Припоминая, чуть улыбаясь, Сазонов сказал: – Странность показалась мне оттого, что при первой встрече он вдруг стал говорить о поэзии, о Брюсове, я глаза вытаращил, а он захлебывается, я его спрашиваю – какое же это имеет отношение к революции? – а он еще пуще, – заразительно захохотал Сазонов, – кричать на меня стал, они, говорит, такую же революцию делают в искусстве, как мы в обществе, ну, я и удивился, да и до сих пор это конечно неверно.
– В "поэте" много чистоты, – сказала Ивановская.
– Такие были народовольцы, многие такими были.
– Многие такими и не были, – сказал Савинков.
– Некоторые не были. Я говорю о лучших, о вере, о страсти, об идеализме, за который отдавалась жизнь. – Слова Ивановской были обращены к Савинкову.

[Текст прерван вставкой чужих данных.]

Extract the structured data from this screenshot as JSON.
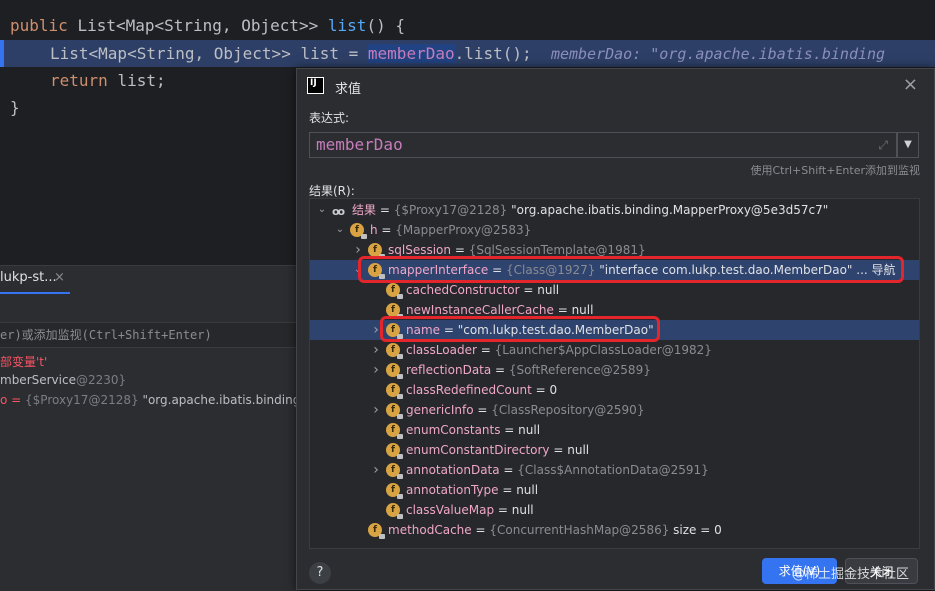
{
  "editor": {
    "line1": {
      "kw": "public",
      "type": "List<Map<String, Object>>",
      "method": "list",
      "rest": "() {"
    },
    "line2": {
      "type": "List<Map<String, Object>>",
      "var": "list =",
      "field": "memberDao",
      "call": ".list();",
      "hint": "memberDao: \"org.apache.ibatis.binding"
    },
    "line3": {
      "kw": "return",
      "rest": "list;"
    },
    "line4": "}"
  },
  "debug_panel": {
    "tab_label": "lukp-st...",
    "tab_close": "×",
    "eval_placeholder": "er)或添加监视(Ctrl+Shift+Enter)",
    "vars": [
      {
        "text": "部变量't'",
        "color": "red"
      },
      {
        "name": "mberService",
        "value": "@2230}"
      },
      {
        "name": "o = ",
        "type": "{$Proxy17@2128}",
        "value": " \"org.apache.ibatis.binding.M"
      }
    ]
  },
  "dialog": {
    "title": "求值",
    "close": "×",
    "expression_label": "表达式:",
    "expression_value": "memberDao",
    "hint": "使用Ctrl+Shift+Enter添加到监视",
    "result_label": "结果(R):",
    "help": "?",
    "evaluate_button": "求值(V)",
    "close_button": "关闭",
    "tree": [
      {
        "depth": 0,
        "arrow": "down",
        "icon": "oo",
        "name": "结果",
        "type": "{$Proxy17@2128}",
        "value": " \"org.apache.ibatis.binding.MapperProxy@5e3d57c7\""
      },
      {
        "depth": 1,
        "arrow": "down",
        "icon": "f",
        "name": "h",
        "type": "{MapperProxy@2583}",
        "value": ""
      },
      {
        "depth": 2,
        "arrow": "right",
        "icon": "f",
        "name": "sqlSession",
        "type": "{SqlSessionTemplate@1981}",
        "value": ""
      },
      {
        "depth": 2,
        "arrow": "down",
        "icon": "f",
        "name": "mapperInterface",
        "type": "{Class@1927}",
        "value": " \"interface com.lukp.test.dao.MemberDao\"",
        "link": "... 导航",
        "selected": true
      },
      {
        "depth": 3,
        "arrow": "",
        "icon": "f",
        "name": "cachedConstructor",
        "type": "",
        "value": "null"
      },
      {
        "depth": 3,
        "arrow": "",
        "icon": "f",
        "name": "newInstanceCallerCache",
        "type": "",
        "value": "null"
      },
      {
        "depth": 3,
        "arrow": "right",
        "icon": "f",
        "name": "name",
        "type": "",
        "value": "\"com.lukp.test.dao.MemberDao\"",
        "selected": true
      },
      {
        "depth": 3,
        "arrow": "right",
        "icon": "f",
        "name": "classLoader",
        "type": "{Launcher$AppClassLoader@1982}",
        "value": ""
      },
      {
        "depth": 3,
        "arrow": "right",
        "icon": "f",
        "name": "reflectionData",
        "type": "{SoftReference@2589}",
        "value": ""
      },
      {
        "depth": 3,
        "arrow": "",
        "icon": "f",
        "name": "classRedefinedCount",
        "type": "",
        "value": "0"
      },
      {
        "depth": 3,
        "arrow": "right",
        "icon": "f",
        "name": "genericInfo",
        "type": "{ClassRepository@2590}",
        "value": ""
      },
      {
        "depth": 3,
        "arrow": "",
        "icon": "f",
        "name": "enumConstants",
        "type": "",
        "value": "null"
      },
      {
        "depth": 3,
        "arrow": "",
        "icon": "f",
        "name": "enumConstantDirectory",
        "type": "",
        "value": "null"
      },
      {
        "depth": 3,
        "arrow": "right",
        "icon": "f",
        "name": "annotationData",
        "type": "{Class$AnnotationData@2591}",
        "value": ""
      },
      {
        "depth": 3,
        "arrow": "",
        "icon": "f",
        "name": "annotationType",
        "type": "",
        "value": "null"
      },
      {
        "depth": 3,
        "arrow": "",
        "icon": "f",
        "name": "classValueMap",
        "type": "",
        "value": "null"
      },
      {
        "depth": 2,
        "arrow": "",
        "icon": "f",
        "name": "methodCache",
        "type": "{ConcurrentHashMap@2586}",
        "value": "  size = 0"
      }
    ]
  },
  "watermark": "@稀土掘金技术社区",
  "colors": {
    "accent": "#3574f0",
    "highlight_box": "#e3262c",
    "field_icon": "#d9a343"
  }
}
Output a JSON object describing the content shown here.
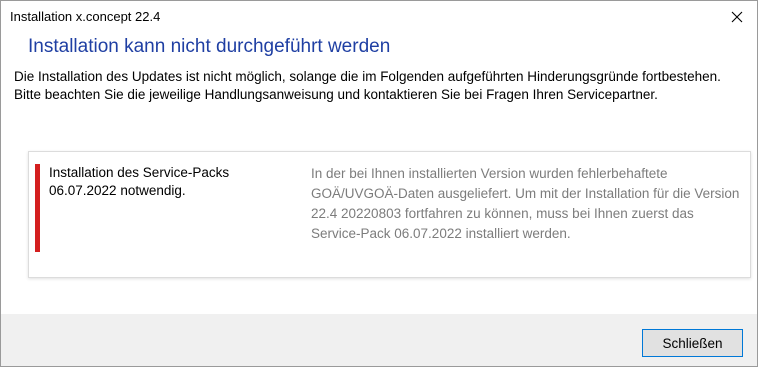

– Да, – сказал он, – Каляев человек героического склада, такие люди очень ценны, но массам они непонятны. Это трагические натуры, больше жертвы, чем деятели.
– Я не понимаю, Павел Иванович, вы говорите, герои, – сказала Дора, – и в то же время непонятны массам, как же они могут быть непонятны, если отдают свою жизнь за народ?
– Вы рассуждаете, Дора, по-женски. Еще у Алексея Толстого сказано: "то народ, да не тот". Есть народ книжный, в который верят мальчики и девочки из гимназии и который у нас идеализируется. А есть живой, настоящий, так вот настоящий народ глух и туп, как стена, и никогда даже в случае победы не оценит жертв тех индивидуальностей, которые отдали революции жизнь.
Савинков говорил уверенно, небрежно. Брови Сазонова сводились, это был признак вспышки.